C.4 Bulk Loading RDF Data Using SQL Developer

RDF Bulk load operations can be invoked from SQL Developer.

Two major steps are required after some initial preparation: (1) loading data from the file system into a “staging“ table and (2) loading data from a “staging“ table into a semantic model.

Do the following to prepare for the actual bulk loading.

  1. Prepare the RDF dataset or datasets.

    • The data must be on the file system of the Database server – not on the client system.

    • The data must be in N-triple or N-quad format. (Apache Jena, for example, can be used to convert other formats to N-triple/N-quad,)

    • A Unix named pipe can be used to decompress zipped files on the fly.

    For example, you can download RDF datasets from LinkedGeoData. For an introduction, see http://linkedgeodata.org/Datasets and http://linkedgeodata.org/RDFMapping.

    To download from LinkedGeoData, go to https://hobbitdata.informatik.uni-leipzig.de/LinkedGeoData/downloads.linkedgeodata.org/releases/ and browse the listed directories. For a fairly small dataset you can download https://hobbitdata.informatik.uni-leipzig.de/LinkedGeoData/downloads.linkedgeodata.org/releases/2014-09-09/2014-09-09-ontology.sorted.nt.bz2.

    Each .bz2 file is a compressed archive containing a comparable-named .nt file. To specify an .nt file as a data source, you must extract (decompress) the corresponding .bz2 file, unless you create a Unix named pipe to avoid having to store uncompressed data.

  2. Create a regular, non-DBA user to perform the load.

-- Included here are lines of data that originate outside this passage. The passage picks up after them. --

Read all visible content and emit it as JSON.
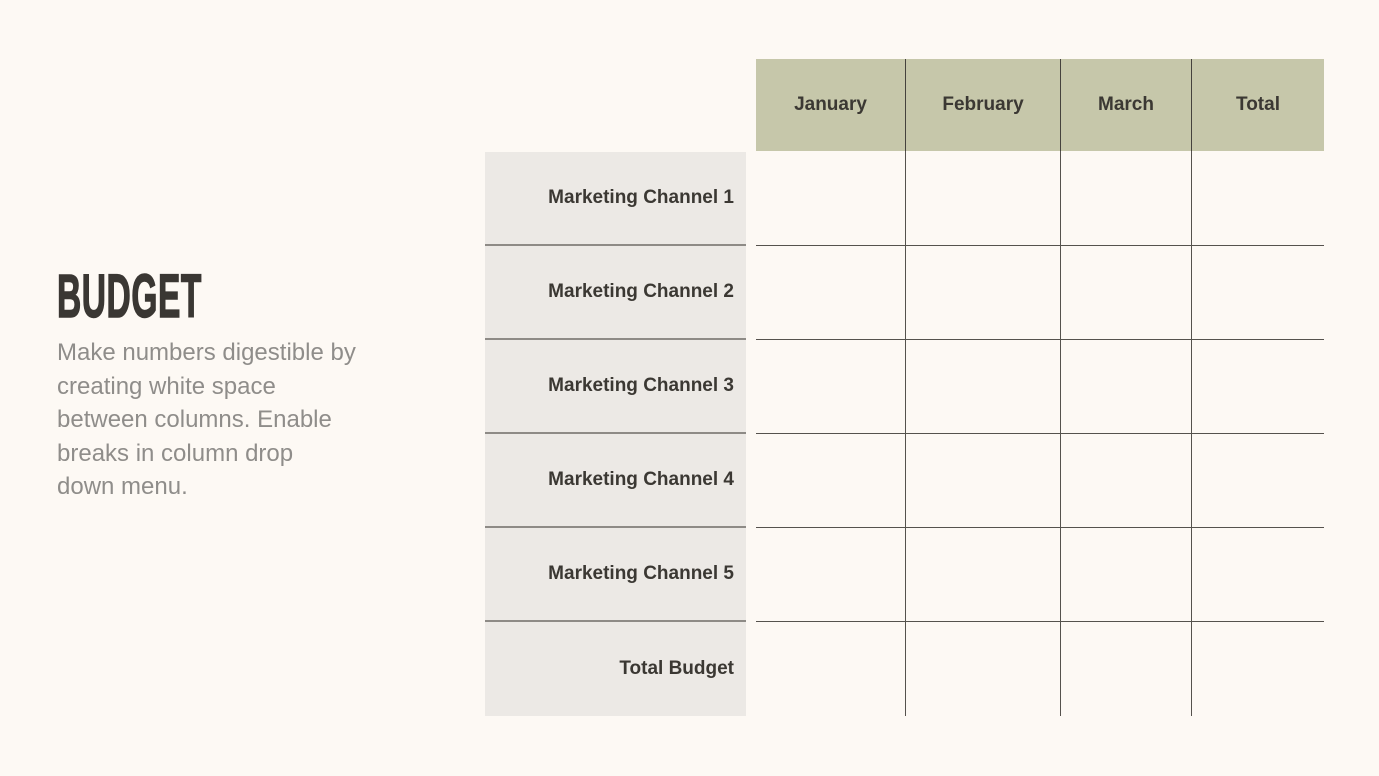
{
  "slide": {
    "background_color": "#FDF9F4",
    "title": "BUDGET",
    "description_lines": [
      "Make numbers digestible by",
      "creating white space",
      "between columns. Enable",
      "breaks in column drop",
      "down menu."
    ]
  },
  "table": {
    "columns": [
      "January",
      "February",
      "March",
      "Total"
    ],
    "rows": [
      {
        "label": "Marketing Channel 1",
        "values": [
          "",
          "",
          "",
          ""
        ]
      },
      {
        "label": "Marketing Channel 2",
        "values": [
          "",
          "",
          "",
          ""
        ]
      },
      {
        "label": "Marketing Channel 3",
        "values": [
          "",
          "",
          "",
          ""
        ]
      },
      {
        "label": "Marketing Channel 4",
        "values": [
          "",
          "",
          "",
          ""
        ]
      },
      {
        "label": "Marketing Channel 5",
        "values": [
          "",
          "",
          "",
          ""
        ]
      },
      {
        "label": "Total Budget",
        "values": [
          "",
          "",
          "",
          ""
        ]
      }
    ]
  },
  "colors": {
    "page_background": "#FDF9F4",
    "header_background": "#C6C7AA",
    "label_column_background": "#ECE9E5",
    "grid_line": "#55524D",
    "label_divider": "#8E8B86",
    "heading_text": "#3A3733",
    "table_text": "#3B3833",
    "description_text": "#8F8D8A"
  }
}
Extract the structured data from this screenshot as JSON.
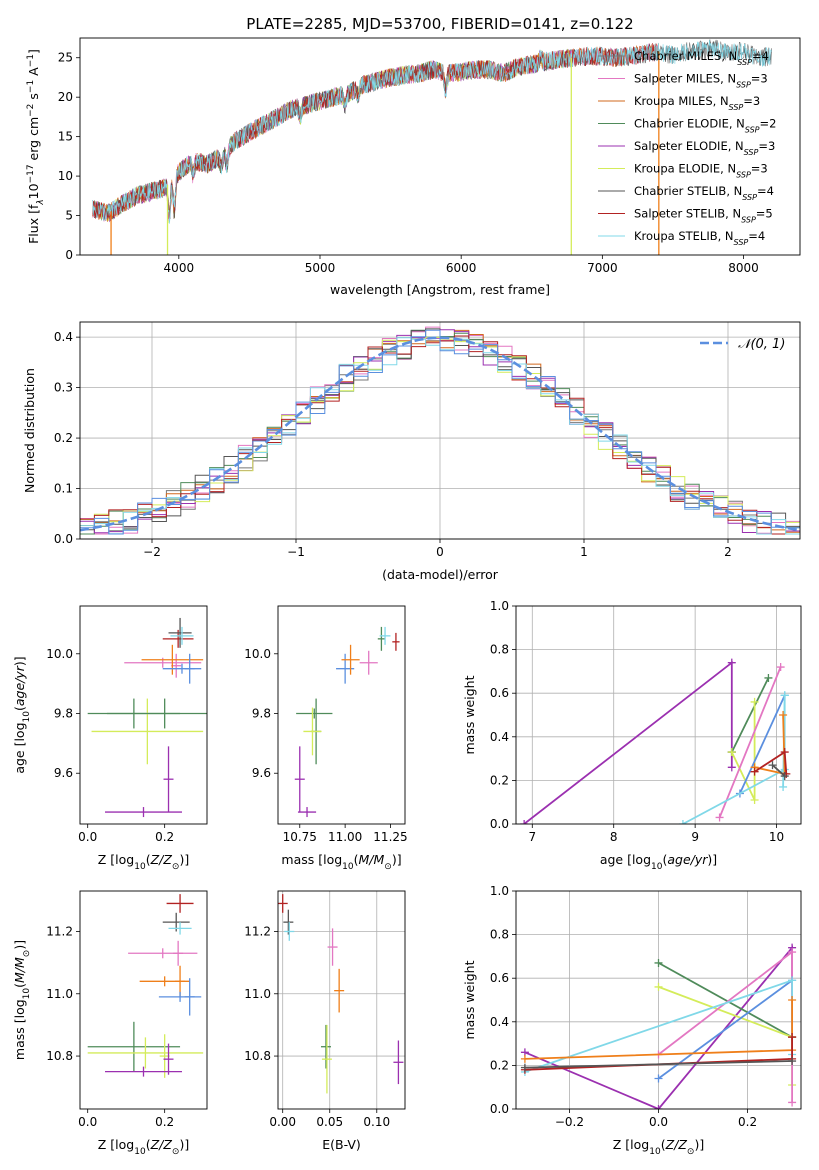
{
  "figure": {
    "title": "PLATE=2285, MJD=53700, FIBERID=0141, z=0.122"
  },
  "colors": {
    "chabrier_miles": "#777777",
    "salpeter_miles": "#e377c2",
    "kroupa_miles": "#d2691e",
    "chabrier_elodie": "#4f8b5a",
    "salpeter_elodie": "#9b30b0",
    "kroupa_elodie": "#d4ec5a",
    "chabrier_stelib": "#555555",
    "salpeter_stelib": "#b22222",
    "kroupa_stelib": "#80d8e8",
    "extra_blue": "#5b8fdf",
    "extra_orange": "#ef7f1a",
    "normal_curve": "#5b8fdf",
    "grid": "#b0b0b0"
  },
  "chart_data": [
    {
      "type": "line",
      "id": "spectrum",
      "xlabel": "wavelength [Angstrom, rest frame]",
      "ylabel": "Flux [f",
      "ylabel_sub": "λ",
      "ylabel_rest": "10",
      "ylabel_sup": "−17",
      "ylabel_tail": " erg cm",
      "ylabel_sup2": "−2",
      "ylabel_tail2": " s",
      "ylabel_sup3": "−1",
      "ylabel_tail3": " A",
      "ylabel_sup4": "−1",
      "ylabel_end": "]",
      "xlim": [
        3300,
        8400
      ],
      "ylim": [
        0,
        27.5
      ],
      "xticks": [
        4000,
        5000,
        6000,
        7000,
        8000
      ],
      "yticks": [
        0,
        5,
        10,
        15,
        20,
        25
      ],
      "grid": false,
      "legend_position": "right",
      "continuum_x": [
        3390,
        3500,
        3600,
        3700,
        3800,
        3900,
        4000,
        4100,
        4200,
        4300,
        4400,
        4500,
        4600,
        4700,
        4800,
        4900,
        5000,
        5100,
        5200,
        5300,
        5400,
        5500,
        5600,
        5700,
        5800,
        5900,
        6000,
        6100,
        6200,
        6300,
        6400,
        6500,
        6600,
        6700,
        6800,
        6900,
        7000,
        7100,
        7200,
        7300,
        7400,
        7500,
        7600,
        7700,
        7800,
        7900,
        8000,
        8100,
        8200
      ],
      "continuum_y": [
        5.8,
        5.3,
        6.5,
        7.5,
        8.0,
        8.5,
        10.5,
        12.0,
        11.5,
        12.5,
        14.5,
        15.5,
        16.5,
        17.5,
        18.5,
        19.0,
        19.5,
        20.0,
        20.5,
        21.5,
        22.0,
        22.5,
        22.8,
        23.0,
        23.5,
        23.0,
        23.2,
        23.5,
        23.5,
        23.0,
        23.8,
        24.2,
        24.5,
        24.8,
        25.0,
        25.2,
        25.2,
        25.0,
        25.2,
        25.5,
        25.8,
        25.3,
        25.8,
        26.0,
        26.2,
        25.5,
        26.0,
        25.0,
        25.2
      ],
      "series_labels": [
        {
          "name": "Chabrier MILES",
          "nssp": "4",
          "color_key": "chabrier_miles",
          "xmax": 8200
        },
        {
          "name": "Salpeter MILES",
          "nssp": "3",
          "color_key": "salpeter_miles",
          "xmax": 7400
        },
        {
          "name": "Kroupa MILES",
          "nssp": "3",
          "color_key": "kroupa_miles",
          "xmax": 7400
        },
        {
          "name": "Chabrier ELODIE",
          "nssp": "2",
          "color_key": "chabrier_elodie",
          "xmax": 6780
        },
        {
          "name": "Salpeter ELODIE",
          "nssp": "3",
          "color_key": "salpeter_elodie",
          "xmax": 6780
        },
        {
          "name": "Kroupa ELODIE",
          "nssp": "3",
          "color_key": "kroupa_elodie",
          "xmax": 6780
        },
        {
          "name": "Chabrier STELIB",
          "nssp": "4",
          "color_key": "chabrier_stelib",
          "xmax": 8200
        },
        {
          "name": "Salpeter STELIB",
          "nssp": "5",
          "color_key": "salpeter_stelib",
          "xmax": 7400
        },
        {
          "name": "Kroupa STELIB",
          "nssp": "4",
          "color_key": "kroupa_stelib",
          "xmax": 8200
        }
      ],
      "legend_nssp_prefix": "N",
      "legend_nssp_sub": "SSP",
      "drops_x": [
        3520,
        3920,
        6780,
        7400
      ]
    },
    {
      "type": "line",
      "id": "residuals",
      "xlabel": "(data-model)/error",
      "ylabel": "Normed distribution",
      "xlim": [
        -2.5,
        2.5
      ],
      "ylim": [
        0,
        0.43
      ],
      "xticks": [
        -2,
        -1,
        0,
        1,
        2
      ],
      "xtick_labels": [
        "−2",
        "−1",
        "0",
        "1",
        "2"
      ],
      "yticks": [
        0.0,
        0.1,
        0.2,
        0.3,
        0.4
      ],
      "ytick_labels": [
        "0.0",
        "0.1",
        "0.2",
        "0.3",
        "0.4"
      ],
      "grid": true,
      "legend": "𝒩(0, 1)",
      "legend_position": "top-right",
      "bins": 50
    },
    {
      "type": "scatter",
      "id": "age_vs_Z",
      "xlabel": "Z [log10(Z/Z⊙)]",
      "ylabel": "age  [log10(age/yr)]",
      "xlim": [
        -0.02,
        0.31
      ],
      "ylim": [
        9.43,
        10.16
      ],
      "xticks": [
        0.0,
        0.2
      ],
      "xtick_labels": [
        "0.0",
        "0.2"
      ],
      "yticks": [
        9.6,
        9.8,
        10.0
      ],
      "ytick_labels": [
        "9.6",
        "9.8",
        "10.0"
      ],
      "grid": false,
      "points": [
        {
          "x": 0.12,
          "xerr": 0.12,
          "y": 9.8,
          "yerr": 0.05,
          "color_key": "chabrier_elodie"
        },
        {
          "x": 0.155,
          "xerr": 0.145,
          "y": 9.74,
          "yerr": 0.11,
          "color_key": "kroupa_elodie"
        },
        {
          "x": 0.2,
          "xerr": 0.15,
          "y": 9.8,
          "yerr": 0.05,
          "color_key": "chabrier_elodie"
        },
        {
          "x": 0.21,
          "xerr": 0.0,
          "y": 9.58,
          "yerr": 0.11,
          "color_key": "salpeter_elodie"
        },
        {
          "x": 0.145,
          "xerr": 0.1,
          "y": 9.47,
          "yerr": 0.0,
          "color_key": "salpeter_elodie"
        },
        {
          "x": 0.195,
          "xerr": 0.1,
          "y": 9.97,
          "yerr": 0.0,
          "color_key": "salpeter_miles"
        },
        {
          "x": 0.23,
          "xerr": 0.0,
          "y": 9.96,
          "yerr": 0.04,
          "color_key": "salpeter_miles"
        },
        {
          "x": 0.22,
          "xerr": 0.08,
          "y": 9.98,
          "yerr": 0.05,
          "color_key": "extra_orange"
        },
        {
          "x": 0.245,
          "xerr": 0.05,
          "y": 9.95,
          "yerr": 0.0,
          "color_key": "extra_blue"
        },
        {
          "x": 0.265,
          "xerr": 0.0,
          "y": 9.95,
          "yerr": 0.05,
          "color_key": "extra_blue"
        },
        {
          "x": 0.235,
          "xerr": 0.04,
          "y": 10.05,
          "yerr": 0.03,
          "color_key": "salpeter_stelib"
        },
        {
          "x": 0.24,
          "xerr": 0.03,
          "y": 10.07,
          "yerr": 0.05,
          "color_key": "chabrier_stelib"
        },
        {
          "x": 0.245,
          "xerr": 0.03,
          "y": 10.06,
          "yerr": 0.03,
          "color_key": "kroupa_stelib"
        }
      ]
    },
    {
      "type": "scatter",
      "id": "age_vs_mass",
      "xlabel": "mass [log10(M/M⊙)]",
      "ylabel": "",
      "xlim": [
        10.63,
        11.33
      ],
      "ylim": [
        9.43,
        10.16
      ],
      "xticks": [
        10.75,
        11.0,
        11.25
      ],
      "xtick_labels": [
        "10.75",
        "11.00",
        "11.25"
      ],
      "yticks": [
        9.6,
        9.8,
        10.0
      ],
      "ytick_labels": [
        "9.6",
        "9.8",
        "10.0"
      ],
      "grid": false,
      "points": [
        {
          "x": 10.83,
          "xerr": 0.1,
          "y": 9.8,
          "yerr": 0.0,
          "color_key": "chabrier_elodie"
        },
        {
          "x": 10.84,
          "xerr": 0.0,
          "y": 9.74,
          "yerr": 0.11,
          "color_key": "chabrier_elodie"
        },
        {
          "x": 10.82,
          "xerr": 0.05,
          "y": 9.74,
          "yerr": 0.08,
          "color_key": "kroupa_elodie"
        },
        {
          "x": 10.75,
          "xerr": 0.0,
          "y": 9.58,
          "yerr": 0.11,
          "color_key": "salpeter_elodie"
        },
        {
          "x": 10.79,
          "xerr": 0.05,
          "y": 9.47,
          "yerr": 0.0,
          "color_key": "salpeter_elodie"
        },
        {
          "x": 11.0,
          "xerr": 0.05,
          "y": 9.95,
          "yerr": 0.05,
          "color_key": "extra_blue"
        },
        {
          "x": 11.03,
          "xerr": 0.05,
          "y": 9.98,
          "yerr": 0.05,
          "color_key": "extra_orange"
        },
        {
          "x": 11.13,
          "xerr": 0.05,
          "y": 9.97,
          "yerr": 0.04,
          "color_key": "salpeter_miles"
        },
        {
          "x": 11.2,
          "xerr": 0.02,
          "y": 10.05,
          "yerr": 0.04,
          "color_key": "chabrier_elodie"
        },
        {
          "x": 11.22,
          "xerr": 0.03,
          "y": 10.06,
          "yerr": 0.03,
          "color_key": "kroupa_stelib"
        },
        {
          "x": 11.28,
          "xerr": 0.02,
          "y": 10.04,
          "yerr": 0.03,
          "color_key": "salpeter_stelib"
        }
      ]
    },
    {
      "type": "line",
      "id": "weight_vs_age",
      "xlabel": "age  [log10(age/yr)]",
      "ylabel": "mass weight",
      "xlim": [
        6.8,
        10.3
      ],
      "ylim": [
        0.0,
        1.0
      ],
      "xticks": [
        7,
        8,
        9,
        10
      ],
      "xtick_labels": [
        "7",
        "8",
        "9",
        "10"
      ],
      "yticks": [
        0.0,
        0.2,
        0.4,
        0.6,
        0.8,
        1.0
      ],
      "ytick_labels": [
        "0.0",
        "0.2",
        "0.4",
        "0.6",
        "0.8",
        "1.0"
      ],
      "grid": true,
      "series": [
        {
          "color_key": "salpeter_elodie",
          "x": [
            6.9,
            9.45,
            9.45,
            9.45
          ],
          "y": [
            0.0,
            0.74,
            0.33,
            0.26
          ]
        },
        {
          "color_key": "chabrier_elodie",
          "x": [
            9.45,
            9.9
          ],
          "y": [
            0.33,
            0.67
          ]
        },
        {
          "color_key": "kroupa_elodie",
          "x": [
            9.45,
            9.73,
            9.73
          ],
          "y": [
            0.33,
            0.11,
            0.56
          ]
        },
        {
          "color_key": "salpeter_miles",
          "x": [
            9.3,
            10.05
          ],
          "y": [
            0.03,
            0.72
          ]
        },
        {
          "color_key": "extra_blue",
          "x": [
            9.55,
            10.1
          ],
          "y": [
            0.14,
            0.59
          ]
        },
        {
          "color_key": "kroupa_stelib",
          "x": [
            8.85,
            10.1,
            10.1
          ],
          "y": [
            0.0,
            0.25,
            0.59
          ]
        },
        {
          "color_key": "kroupa_stelib",
          "x": [
            10.08,
            10.1
          ],
          "y": [
            0.17,
            0.59
          ]
        },
        {
          "color_key": "extra_orange",
          "x": [
            9.73,
            10.1,
            10.08
          ],
          "y": [
            0.26,
            0.23,
            0.5
          ]
        },
        {
          "color_key": "salpeter_stelib",
          "x": [
            9.73,
            10.1,
            10.12
          ],
          "y": [
            0.24,
            0.33,
            0.23
          ]
        },
        {
          "color_key": "chabrier_stelib",
          "x": [
            9.95,
            10.1
          ],
          "y": [
            0.27,
            0.22
          ]
        }
      ]
    },
    {
      "type": "scatter",
      "id": "mass_vs_Z",
      "xlabel": "Z [log10(Z/Z⊙)]",
      "ylabel": "mass [log10(M/M⊙)]",
      "xlim": [
        -0.02,
        0.31
      ],
      "ylim": [
        10.63,
        11.33
      ],
      "xticks": [
        0.0,
        0.2
      ],
      "xtick_labels": [
        "0.0",
        "0.2"
      ],
      "yticks": [
        10.8,
        11.0,
        11.2
      ],
      "ytick_labels": [
        "10.8",
        "11.0",
        "11.2"
      ],
      "grid": false,
      "points": [
        {
          "x": 0.12,
          "xerr": 0.12,
          "y": 10.83,
          "yerr": 0.08,
          "color_key": "chabrier_elodie"
        },
        {
          "x": 0.15,
          "xerr": 0.15,
          "y": 10.81,
          "yerr": 0.05,
          "color_key": "kroupa_elodie"
        },
        {
          "x": 0.2,
          "xerr": 0.0,
          "y": 10.8,
          "yerr": 0.07,
          "color_key": "kroupa_elodie"
        },
        {
          "x": 0.145,
          "xerr": 0.1,
          "y": 10.75,
          "yerr": 0.0,
          "color_key": "salpeter_elodie"
        },
        {
          "x": 0.21,
          "xerr": 0.0,
          "y": 10.79,
          "yerr": 0.05,
          "color_key": "salpeter_elodie"
        },
        {
          "x": 0.195,
          "xerr": 0.09,
          "y": 11.13,
          "yerr": 0.0,
          "color_key": "salpeter_miles"
        },
        {
          "x": 0.235,
          "xerr": 0.0,
          "y": 11.13,
          "yerr": 0.04,
          "color_key": "salpeter_miles"
        },
        {
          "x": 0.2,
          "xerr": 0.065,
          "y": 11.04,
          "yerr": 0.0,
          "color_key": "extra_orange"
        },
        {
          "x": 0.24,
          "xerr": 0.0,
          "y": 11.04,
          "yerr": 0.05,
          "color_key": "extra_orange"
        },
        {
          "x": 0.24,
          "xerr": 0.055,
          "y": 10.99,
          "yerr": 0.0,
          "color_key": "extra_blue"
        },
        {
          "x": 0.265,
          "xerr": 0.0,
          "y": 10.99,
          "yerr": 0.06,
          "color_key": "extra_blue"
        },
        {
          "x": 0.24,
          "xerr": 0.035,
          "y": 11.29,
          "yerr": 0.03,
          "color_key": "salpeter_stelib"
        },
        {
          "x": 0.23,
          "xerr": 0.035,
          "y": 11.23,
          "yerr": 0.03,
          "color_key": "chabrier_stelib"
        },
        {
          "x": 0.24,
          "xerr": 0.03,
          "y": 11.21,
          "yerr": 0.02,
          "color_key": "kroupa_stelib"
        }
      ]
    },
    {
      "type": "scatter",
      "id": "mass_vs_ebv",
      "xlabel": "E(B-V)",
      "ylabel": "",
      "xlim": [
        -0.005,
        0.13
      ],
      "ylim": [
        10.63,
        11.33
      ],
      "xticks": [
        0.0,
        0.05,
        0.1
      ],
      "xtick_labels": [
        "0.00",
        "0.05",
        "0.10"
      ],
      "yticks": [
        10.8,
        11.0,
        11.2
      ],
      "ytick_labels": [
        "10.8",
        "11.0",
        "11.2"
      ],
      "grid": true,
      "points": [
        {
          "x": 0.0,
          "xerr": 0.0,
          "y": 11.29,
          "yerr": 0.03,
          "color_key": "salpeter_stelib"
        },
        {
          "x": 0.006,
          "xerr": 0.0,
          "y": 11.23,
          "yerr": 0.04,
          "color_key": "chabrier_stelib"
        },
        {
          "x": 0.007,
          "xerr": 0.0,
          "y": 11.2,
          "yerr": 0.03,
          "color_key": "kroupa_stelib"
        },
        {
          "x": 0.053,
          "xerr": 0.0,
          "y": 11.15,
          "yerr": 0.06,
          "color_key": "salpeter_miles"
        },
        {
          "x": 0.06,
          "xerr": 0.0,
          "y": 11.01,
          "yerr": 0.07,
          "color_key": "extra_orange"
        },
        {
          "x": 0.046,
          "xerr": 0.0,
          "y": 10.83,
          "yerr": 0.07,
          "color_key": "chabrier_elodie"
        },
        {
          "x": 0.047,
          "xerr": 0.0,
          "y": 10.79,
          "yerr": 0.11,
          "color_key": "kroupa_elodie"
        },
        {
          "x": 0.123,
          "xerr": 0.0,
          "y": 10.78,
          "yerr": 0.07,
          "color_key": "salpeter_elodie"
        }
      ]
    },
    {
      "type": "line",
      "id": "weight_vs_Z",
      "xlabel": "Z [log10(Z/Z⊙)]",
      "ylabel": "mass weight",
      "xlim": [
        -0.32,
        0.32
      ],
      "ylim": [
        0.0,
        1.0
      ],
      "xticks": [
        -0.2,
        0.0,
        0.2
      ],
      "xtick_labels": [
        "−0.2",
        "0.0",
        "0.2"
      ],
      "yticks": [
        0.0,
        0.2,
        0.4,
        0.6,
        0.8,
        1.0
      ],
      "ytick_labels": [
        "0.0",
        "0.2",
        "0.4",
        "0.6",
        "0.8",
        "1.0"
      ],
      "grid": true,
      "series": [
        {
          "color_key": "salpeter_elodie",
          "x": [
            -0.3,
            0.0,
            0.3,
            0.3
          ],
          "y": [
            0.26,
            0.0,
            0.74,
            0.33
          ]
        },
        {
          "color_key": "chabrier_elodie",
          "x": [
            0.0,
            0.3
          ],
          "y": [
            0.67,
            0.33
          ]
        },
        {
          "color_key": "kroupa_elodie",
          "x": [
            0.0,
            0.3,
            0.3
          ],
          "y": [
            0.56,
            0.33,
            0.11
          ]
        },
        {
          "color_key": "salpeter_miles",
          "x": [
            0.0,
            0.3,
            0.3
          ],
          "y": [
            0.25,
            0.72,
            0.03
          ]
        },
        {
          "color_key": "extra_blue",
          "x": [
            0.0,
            0.3
          ],
          "y": [
            0.14,
            0.59
          ]
        },
        {
          "color_key": "kroupa_stelib",
          "x": [
            -0.3,
            0.3,
            0.3
          ],
          "y": [
            0.17,
            0.59,
            0.25
          ]
        },
        {
          "color_key": "extra_orange",
          "x": [
            -0.3,
            0.3,
            0.3
          ],
          "y": [
            0.23,
            0.27,
            0.5
          ]
        },
        {
          "color_key": "salpeter_stelib",
          "x": [
            -0.3,
            0.3,
            0.3
          ],
          "y": [
            0.18,
            0.23,
            0.33
          ]
        },
        {
          "color_key": "chabrier_stelib",
          "x": [
            -0.3,
            0.3
          ],
          "y": [
            0.19,
            0.22
          ]
        }
      ]
    }
  ]
}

    For example, using the DBA navigator (not the Connections navigator), expand the system connection, expand Security, right-click Users, and select Create New.

    Create a user (for example, named RDFUSER) with CONNECT, RESOURCE, and UNLIMITED TABLESPACE privileges.

  3. Add a connection for this regular, non-DBA user (for example, a connection named RDFUSER).

    Default Tablespace: USERS

    Temporary Tablespace: TEMPTBS

  4. As the system user, create a directory in the database that points to your RDF data directory.

    Using the Connections navigator (not the DBA navigator), expand the system connection, right-click Directory and select Create Directory.

    Directory Name: Desired directory name. For example: RDFDIR

    Database Server Directory: Desired location for the directory. For example: /home/oracle/RDF/MyData

    Click Apply.

  5. Grant privileges on the directory to the regular, non-DBA user (for example, RDFUSER). For example, using the system connection's SQL Worksheet:

    SQL> grant read, write on directory RDFDIR to RDFUSER;

    Tip: you can use a named pipe to avoid having to store uncompressed data. For example:

    $ mkfifo named_pipe.nt
    $ bzcat myRdfFile.nt.bz2 > named_pipe.nt
  6. Expand the regular, non-DBA user (for example, RDFUSER) connection and click RDF Semantic Graph.

  7. Create a model to hold the RDF data.

    Click Model, then New Model.

    Model Name: Enter a model name (for example, MY_ONTOLOGY)

    Application Table: * Create new <Model_Name>_TPL table * (that is, have an application table with a triple column named TRIPLE automatically created)

    Model Tablespace: tablespace to hold the RDF data (for example, RDFTBS)

    Click Apply.

    To see the model, expand Models in the object hierarchy, and click the model name to bring up the SPARQL editor for that model.

    You can run a query and see that the model is empty.

Using the Models menu, perform a bulk load from the Models menu. Bulk load has two phases:

  • Loading data from the file system into a simple "staging" table in the database. This uses an external table to read from the file system.

  • Loading data from the staging table into the semantic network. Load from the staging table into the model (for example, MY_ONTOLOGY).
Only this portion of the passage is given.